Of particular interest to me is this concept of “rebooting.” We have recently realized that one of the underpinnings of chronic disease is the persistence of inflammation. The body has lost its ability to turn off this inflammatory signal and inflammation proceeds, unchecked. In my last newsletter, we talked about the Cell Danger Response as a model that helps us to understand this prolonged inflammatory process. FSM is uniquely capable of reversing this process because it can treat so many different conditions.
Diana Cross, an Australian physician, delivered a brilliant discussion of how FSM may be able to facilitate this rebooting process. She reminded us that the speed with which FSM works in reversing cervical trauma fibromyalgia must be accounted for in this understanding. I mentioned previously that within two hours we not only see marked clinical improvement, but that we can measure profound drops in inflammatory markers (IL-1, IL-6, TNF-alpha) and profound increases in cortisol and endorphins. To explain these phenomena would require some kind of switch that could be affected by the frequencies of FSM. Diana then provided an intriguing model which involved the understanding of G-protein coupled receptors (GPCRs) which are a large (over 1000 known) family of membrane proteins which are designed to respond to different stimuli. To a certain degree, these GPCRs are controlled by a process called allosteric inhibition and this, in turn can be dysregulated by prolonged inflammation.

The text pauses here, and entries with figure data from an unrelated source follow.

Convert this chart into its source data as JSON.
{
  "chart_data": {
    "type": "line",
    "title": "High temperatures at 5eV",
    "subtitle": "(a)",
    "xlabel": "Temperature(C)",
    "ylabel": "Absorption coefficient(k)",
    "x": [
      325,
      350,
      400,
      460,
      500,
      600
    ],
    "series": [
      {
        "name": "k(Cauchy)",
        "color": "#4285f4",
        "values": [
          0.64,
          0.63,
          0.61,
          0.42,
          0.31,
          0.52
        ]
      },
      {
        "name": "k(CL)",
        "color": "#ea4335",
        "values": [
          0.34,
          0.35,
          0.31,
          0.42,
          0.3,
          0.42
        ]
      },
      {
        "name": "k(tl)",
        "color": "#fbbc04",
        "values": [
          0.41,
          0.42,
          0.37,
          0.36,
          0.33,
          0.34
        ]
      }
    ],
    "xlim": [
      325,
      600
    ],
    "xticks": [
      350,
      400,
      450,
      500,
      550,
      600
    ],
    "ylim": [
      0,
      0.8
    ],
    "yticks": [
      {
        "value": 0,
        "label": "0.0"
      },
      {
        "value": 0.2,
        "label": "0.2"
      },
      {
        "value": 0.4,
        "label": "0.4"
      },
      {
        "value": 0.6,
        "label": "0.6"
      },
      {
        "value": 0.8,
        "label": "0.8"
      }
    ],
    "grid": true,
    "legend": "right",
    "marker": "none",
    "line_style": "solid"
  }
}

Diana suggests that FSM may work by using its resonant frequencies which act on the allosteric ligands (parts of the molecule) to activate what is essentially and “on” and “off” switch to rapidly “reboot” a system that is dysfunctional. The potential uses for FSM within this context are almost limitless.

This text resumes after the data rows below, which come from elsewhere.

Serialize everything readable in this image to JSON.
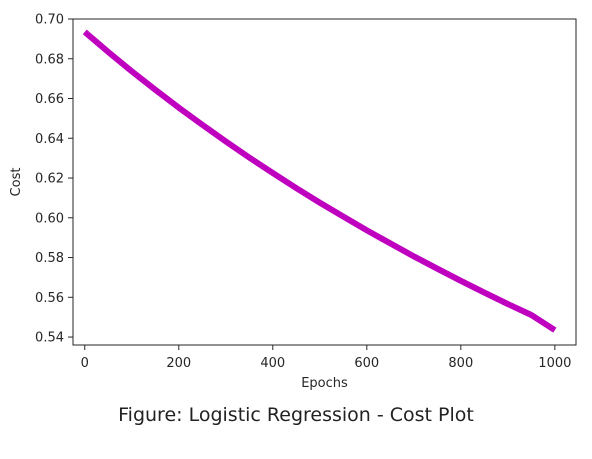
{
  "caption": "Figure: Logistic Regression - Cost Plot",
  "chart_data": {
    "type": "line",
    "title": "",
    "xlabel": "Epochs",
    "ylabel": "Cost",
    "xlim": [
      -25,
      1045
    ],
    "ylim": [
      0.536,
      0.7
    ],
    "xticks": [
      0,
      200,
      400,
      600,
      800,
      1000
    ],
    "yticks": [
      0.54,
      0.56,
      0.58,
      0.6,
      0.62,
      0.64,
      0.66,
      0.68,
      0.7
    ],
    "grid": false,
    "series": [
      {
        "color": "#bf00bf",
        "x": [
          0,
          50,
          100,
          150,
          200,
          250,
          300,
          350,
          400,
          450,
          500,
          550,
          600,
          650,
          700,
          750,
          800,
          850,
          900,
          950,
          1000
        ],
        "y": [
          0.6935,
          0.6834,
          0.6737,
          0.6644,
          0.6554,
          0.6468,
          0.6384,
          0.6303,
          0.6225,
          0.6149,
          0.6076,
          0.6006,
          0.5937,
          0.5871,
          0.5806,
          0.5744,
          0.5683,
          0.5624,
          0.5566,
          0.5511,
          0.5435
        ]
      }
    ]
  }
}
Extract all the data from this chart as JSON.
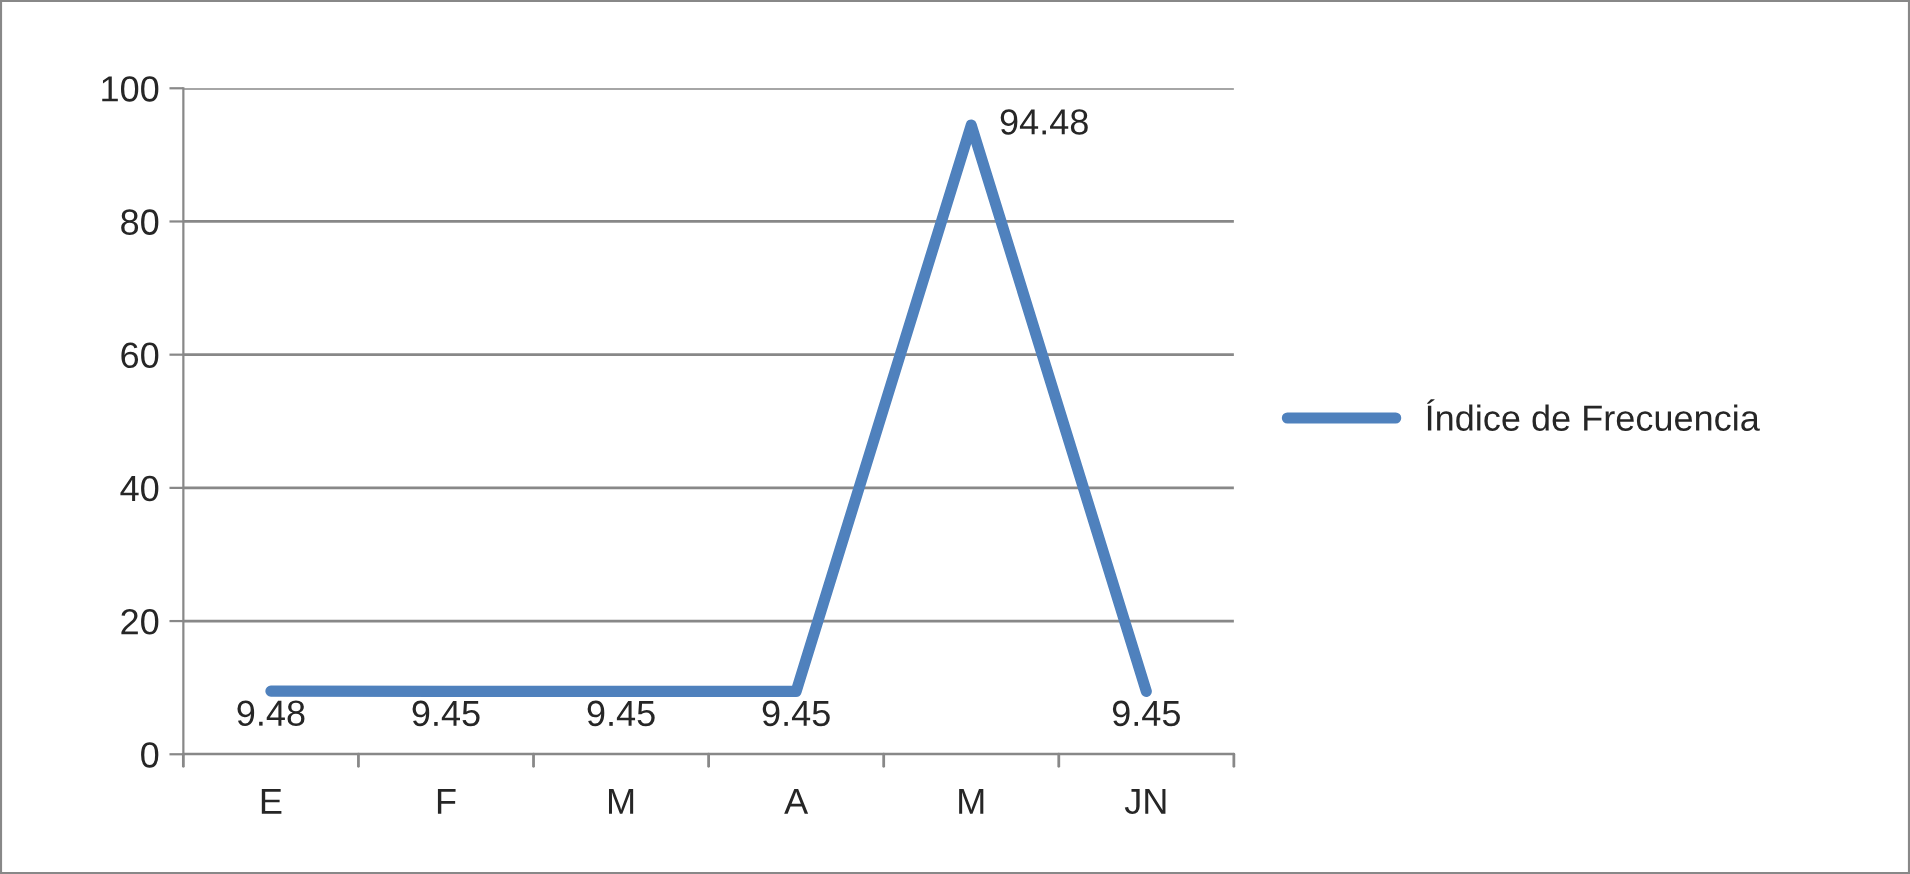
{
  "chart_data": {
    "type": "line",
    "categories": [
      "E",
      "F",
      "M",
      "A",
      "M",
      "JN"
    ],
    "series": [
      {
        "name": "Índice de Frecuencia",
        "color": "#4f81bd",
        "values": [
          9.48,
          9.45,
          9.45,
          9.45,
          94.48,
          9.45
        ]
      }
    ],
    "ylim": [
      0,
      100
    ],
    "yticks": [
      0,
      20,
      40,
      60,
      80,
      100
    ],
    "grid": "y",
    "legend": "right",
    "data_labels": true,
    "marker": "none",
    "line_style": "solid"
  }
}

Simon Yu, a physician from St. Louis, Missouri, gave a wonderful lecture on the possibility that infections of parasites are significantly under-diagnosed in this country. He reminded us of the well-known fact that our current ability to diagnose parasitic infections is woefully inadequate, and presented a long series of cases in which empirical treatment with anti-parasitic medications resulted in rapid improvements in patients who were otherwise not responding to the usual treatments for chronic fatigue, fibromyalgia, and Lyme disease. He encouraged us to keep this in mind in patients who are not improving under our care, and I think this is excellent advice.
Dr. David Burke, a pediatrician at the Cleveland Clinic, gave an exciting talk about his use of FSM in the treatment of ADD and ADHD. In children with these disorders who had not responded to the usual medications prescribed, David gave us the frequencies he has used to document rapid and profound improvement in these patients, and I will encourage all interested practitioners to follow his expanding research in this area.

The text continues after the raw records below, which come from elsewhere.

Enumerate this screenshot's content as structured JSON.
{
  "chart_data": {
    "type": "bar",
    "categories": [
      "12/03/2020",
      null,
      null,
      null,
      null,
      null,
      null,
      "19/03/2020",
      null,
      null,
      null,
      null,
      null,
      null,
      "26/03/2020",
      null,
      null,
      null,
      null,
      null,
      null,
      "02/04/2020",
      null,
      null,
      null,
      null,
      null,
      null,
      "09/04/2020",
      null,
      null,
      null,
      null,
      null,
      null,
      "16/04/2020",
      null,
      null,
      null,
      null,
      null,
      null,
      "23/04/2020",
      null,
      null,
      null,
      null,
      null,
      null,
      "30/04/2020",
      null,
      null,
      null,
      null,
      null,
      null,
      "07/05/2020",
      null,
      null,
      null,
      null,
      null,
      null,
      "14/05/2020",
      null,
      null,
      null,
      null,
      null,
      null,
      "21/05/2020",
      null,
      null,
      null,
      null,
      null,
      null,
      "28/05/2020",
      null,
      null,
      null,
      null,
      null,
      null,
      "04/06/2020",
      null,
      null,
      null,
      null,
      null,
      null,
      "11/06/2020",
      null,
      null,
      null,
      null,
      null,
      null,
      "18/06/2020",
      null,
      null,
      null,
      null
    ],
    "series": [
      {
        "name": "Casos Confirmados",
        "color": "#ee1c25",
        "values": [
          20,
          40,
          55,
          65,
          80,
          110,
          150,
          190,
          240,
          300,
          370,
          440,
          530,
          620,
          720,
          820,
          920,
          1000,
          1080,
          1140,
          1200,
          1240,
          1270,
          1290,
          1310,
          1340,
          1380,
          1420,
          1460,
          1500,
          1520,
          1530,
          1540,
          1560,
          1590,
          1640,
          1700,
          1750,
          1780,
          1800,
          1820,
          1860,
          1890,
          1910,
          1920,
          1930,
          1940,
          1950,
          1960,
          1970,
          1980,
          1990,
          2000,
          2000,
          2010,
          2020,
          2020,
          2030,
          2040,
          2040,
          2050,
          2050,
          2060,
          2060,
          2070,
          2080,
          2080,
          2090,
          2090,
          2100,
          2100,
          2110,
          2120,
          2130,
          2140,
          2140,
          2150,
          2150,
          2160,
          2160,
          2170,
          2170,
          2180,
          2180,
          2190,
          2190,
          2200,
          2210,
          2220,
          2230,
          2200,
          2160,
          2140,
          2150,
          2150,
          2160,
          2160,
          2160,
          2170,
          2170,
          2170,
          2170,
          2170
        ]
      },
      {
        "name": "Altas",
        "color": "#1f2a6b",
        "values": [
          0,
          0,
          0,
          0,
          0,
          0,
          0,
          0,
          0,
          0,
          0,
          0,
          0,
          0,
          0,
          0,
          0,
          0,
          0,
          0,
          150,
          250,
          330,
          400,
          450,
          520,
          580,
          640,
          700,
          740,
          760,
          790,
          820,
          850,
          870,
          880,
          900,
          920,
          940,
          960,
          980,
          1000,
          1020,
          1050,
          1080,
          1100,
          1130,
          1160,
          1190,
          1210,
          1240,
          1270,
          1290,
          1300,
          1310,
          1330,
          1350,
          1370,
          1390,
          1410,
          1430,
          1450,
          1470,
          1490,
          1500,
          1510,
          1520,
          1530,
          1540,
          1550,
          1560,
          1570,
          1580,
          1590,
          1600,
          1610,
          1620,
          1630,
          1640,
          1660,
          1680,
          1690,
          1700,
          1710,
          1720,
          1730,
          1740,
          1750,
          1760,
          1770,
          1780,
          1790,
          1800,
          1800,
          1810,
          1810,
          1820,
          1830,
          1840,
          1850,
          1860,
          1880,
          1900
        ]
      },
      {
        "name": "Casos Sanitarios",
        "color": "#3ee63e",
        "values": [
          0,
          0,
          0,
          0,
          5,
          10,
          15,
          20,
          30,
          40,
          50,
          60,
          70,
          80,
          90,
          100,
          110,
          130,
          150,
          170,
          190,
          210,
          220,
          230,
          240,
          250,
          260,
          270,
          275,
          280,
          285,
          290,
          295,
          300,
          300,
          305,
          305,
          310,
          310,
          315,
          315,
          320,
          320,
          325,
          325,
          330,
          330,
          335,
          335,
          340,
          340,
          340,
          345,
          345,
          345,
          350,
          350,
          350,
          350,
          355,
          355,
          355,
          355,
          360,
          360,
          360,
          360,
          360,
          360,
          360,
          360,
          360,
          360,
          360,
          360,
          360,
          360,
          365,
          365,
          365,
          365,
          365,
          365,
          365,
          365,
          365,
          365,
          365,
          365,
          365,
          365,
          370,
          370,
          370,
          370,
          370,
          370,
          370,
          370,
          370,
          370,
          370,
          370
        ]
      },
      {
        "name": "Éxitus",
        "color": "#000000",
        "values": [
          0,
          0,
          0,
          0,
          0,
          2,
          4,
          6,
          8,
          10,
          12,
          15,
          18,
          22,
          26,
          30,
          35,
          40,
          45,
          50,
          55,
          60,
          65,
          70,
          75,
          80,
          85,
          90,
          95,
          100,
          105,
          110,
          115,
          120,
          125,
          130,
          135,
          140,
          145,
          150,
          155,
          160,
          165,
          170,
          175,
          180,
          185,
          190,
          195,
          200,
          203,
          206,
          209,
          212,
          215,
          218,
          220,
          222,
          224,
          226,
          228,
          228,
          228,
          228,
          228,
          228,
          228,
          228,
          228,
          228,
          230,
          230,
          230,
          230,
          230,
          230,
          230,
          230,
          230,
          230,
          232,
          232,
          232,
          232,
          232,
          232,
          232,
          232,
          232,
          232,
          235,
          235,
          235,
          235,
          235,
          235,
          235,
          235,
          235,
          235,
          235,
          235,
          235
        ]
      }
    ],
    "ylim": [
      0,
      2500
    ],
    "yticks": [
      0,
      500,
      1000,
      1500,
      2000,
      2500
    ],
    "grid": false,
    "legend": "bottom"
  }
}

These are but a few of the presentations that grabbed my interest at this meeting, and you may want to contact www.frequencyspecific.com to obtain a complete audio of these presentations. Dr. McMakin’s new book, The Resonance Effect: How Frequency Specific Microcurrent is Changing Medicine has just been published and is a wonderful description of how this technology evolved.
For those intrigued by the potential of this remarkable technology, you may want to consider treatment for yourself or your patients, and you can find a list of well-trained practitioners on that website. I look forward to learning even more about the uses of FSM at future meetings.